SALLY HERRIN

Playing the China Card in Congress

The captains of industry are wearing out their tasseled loafers in the halls of Congress, creating the votes needed to approve China's entry into the World Trade Organization. This is when the rubber meets the road, palms are greased, deals are made, campaign contributions are rounded upwards. It all happens behind closed doors, in beautiful lofty rooms with polished wood, leather chairs and cut flowers, and, in the end, it all happens at taxpayers' expense.

But times are tough all over, and the captains of industry have taken some bad hits lately, that make this effort an uphill battle.

Are the Chinese simply scofflaws? Or are they just the worst lobbyists ever?

In January, one of China's chief trade representatives said promises to US wheat exporters are just "theoretical opportunity," and not a promise to buy our grain at all.

The remark was a blow to the captains of industry and the Republican leadership, because farm state members of Congress had just asked China to step up US agricultural purchases as a sign of good faith.

For the past 25 years, our farm policy has been based on promises of increasing exports which have never materialized. The US is suffering the worst crisis of farm income since the Great Depression, and everyone from President Clinton to Governor Mike Johanns (R-Neb.) keeps insisting that opening trade with China is going to save our country's farmers.

In early February, according to a grain trade paper, Feedstuffs, "South Korea, a steady US corn buyer, backed away from a couple of shipments of US corn. Sources said China probably got the contract instead." In a report issued February 11, China is projected to increase corn exports by 3 million tons a year.

According to Paul Magnusson in Business Week, the badly-timed remarks of the Chinese trade minister may have been meant for Chinese ears alone. In late January, another trade minister said the Chinese government is trying to convince Chinese industry and farmers that they too will benefit from WTO entry -- "a win-win situation for the two countries but not a big gift from China to the US."

The same spin doctor, in the same interview, promised "wave after wave" of Chinese buyers will be visiting the US. Soon. Honest.

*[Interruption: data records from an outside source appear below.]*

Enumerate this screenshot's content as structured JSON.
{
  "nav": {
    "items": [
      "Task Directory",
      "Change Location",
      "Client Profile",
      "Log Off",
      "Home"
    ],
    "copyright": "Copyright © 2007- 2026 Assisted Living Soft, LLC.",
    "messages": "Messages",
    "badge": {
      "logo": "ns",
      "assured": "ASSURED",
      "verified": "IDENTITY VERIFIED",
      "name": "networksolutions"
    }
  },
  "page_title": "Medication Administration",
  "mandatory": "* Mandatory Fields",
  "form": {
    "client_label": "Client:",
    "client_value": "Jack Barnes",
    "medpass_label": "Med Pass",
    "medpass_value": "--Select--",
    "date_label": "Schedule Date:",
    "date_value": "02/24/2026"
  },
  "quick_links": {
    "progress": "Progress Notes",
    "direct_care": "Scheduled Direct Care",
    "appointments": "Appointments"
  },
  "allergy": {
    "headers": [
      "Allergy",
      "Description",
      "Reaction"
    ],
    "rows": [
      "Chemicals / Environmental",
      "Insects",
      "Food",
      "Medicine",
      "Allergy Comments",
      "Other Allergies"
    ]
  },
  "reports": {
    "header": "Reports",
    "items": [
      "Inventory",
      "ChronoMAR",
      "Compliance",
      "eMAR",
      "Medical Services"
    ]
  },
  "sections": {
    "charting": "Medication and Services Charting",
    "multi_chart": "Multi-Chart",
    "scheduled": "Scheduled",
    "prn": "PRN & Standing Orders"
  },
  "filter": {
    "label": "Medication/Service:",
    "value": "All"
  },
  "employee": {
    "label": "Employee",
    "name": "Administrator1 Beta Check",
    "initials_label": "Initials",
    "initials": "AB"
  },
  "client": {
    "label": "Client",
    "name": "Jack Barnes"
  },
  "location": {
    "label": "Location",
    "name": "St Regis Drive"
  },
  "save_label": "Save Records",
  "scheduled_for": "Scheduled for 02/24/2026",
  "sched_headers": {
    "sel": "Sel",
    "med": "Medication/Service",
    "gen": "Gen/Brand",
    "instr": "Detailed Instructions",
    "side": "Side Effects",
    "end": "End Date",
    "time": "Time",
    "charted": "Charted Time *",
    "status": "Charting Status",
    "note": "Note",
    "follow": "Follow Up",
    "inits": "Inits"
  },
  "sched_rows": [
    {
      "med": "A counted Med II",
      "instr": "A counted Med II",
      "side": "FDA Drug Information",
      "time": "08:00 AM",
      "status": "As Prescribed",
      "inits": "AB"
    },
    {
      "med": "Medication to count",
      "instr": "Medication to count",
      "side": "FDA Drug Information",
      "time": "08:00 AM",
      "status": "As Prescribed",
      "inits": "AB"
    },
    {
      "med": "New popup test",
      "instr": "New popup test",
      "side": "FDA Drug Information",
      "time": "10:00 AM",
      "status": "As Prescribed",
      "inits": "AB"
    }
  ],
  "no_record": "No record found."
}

China routinely violates, ignores and "reinterprets" unilaterally its international commitments. According to Magnusson, "Beijing has jailed political dissidents and religious leaders days, even hours, before State Department dignitaries ... arrived in the capital. Middle Kingdom rulers seem to time their sales of sensitive missile technology to coincide with Capitol Hill votes on maintaining normal trade relations with China."

Despite China's long history of broken promises, the corporate lobby is seeking Permanent Most Favored Nation (PMFN) status as a key part of the entry of China into the WTO.

Small business coalitions like the US Business and Industry Council oppose PMFN and want to preserve US leverage (mostly in the form of annual Congressional reviews of China's conduct) which is a part of the 1979 bilateral China-US agreements.

The captains of industry are mostly interested in relocating production -- yes, that's US jobs we're talking about here -- to China and importing goods back into the US. The multinationals want to lock in permanent, unconditional access to US markets for goods produced in China and for service sector businesses in China which employ Chinese and service Chinese customers.

The Chinese are serious as death about food self-sufficiency and strongly resist importing food except when drought or other production disasters are overwhelming. When China refuses to allow in US wheat or other product, in spite of "promises," Congress, unless it gives away its authority by granting PMFN, could impose some countervailing penalty against goods made in China -- say K-Mart products or "US" autos assembled in China by cheap Chinese labor.

That's why the captains of industry want PMFN for China. PMFN is the insurance the multinationals need for the inevitable day when China, if admitted, violates some of its WTO commitments. Without PMFN, Congressional sanctions could be implemented which would prevent these multinational corporations from importing their cheap Chinese-made goods back into the lucrative U.S. market.

The multinational corporations manage the U.S. trade agenda through hefty campaign contributions to key members of Congress. Unless we get serious about campaign finance reform, the captains of industry, with their deep pockets and bottomless cynicism, will buy more of this same failed trade model, pitting workers and ag producers around the world against each other in the international race to the bottom of the economic barrel.

Given China's track record, and the obvious agenda of the corporate supporters of PMFN, it is foolish to imagine that China will be any kind of bonanza to US exporters of commodities or manufactured goods.

In fact, the captains of industry understand this very well. These are not the kind of guys who go around wearing out their very expensive shoe leather for nothing.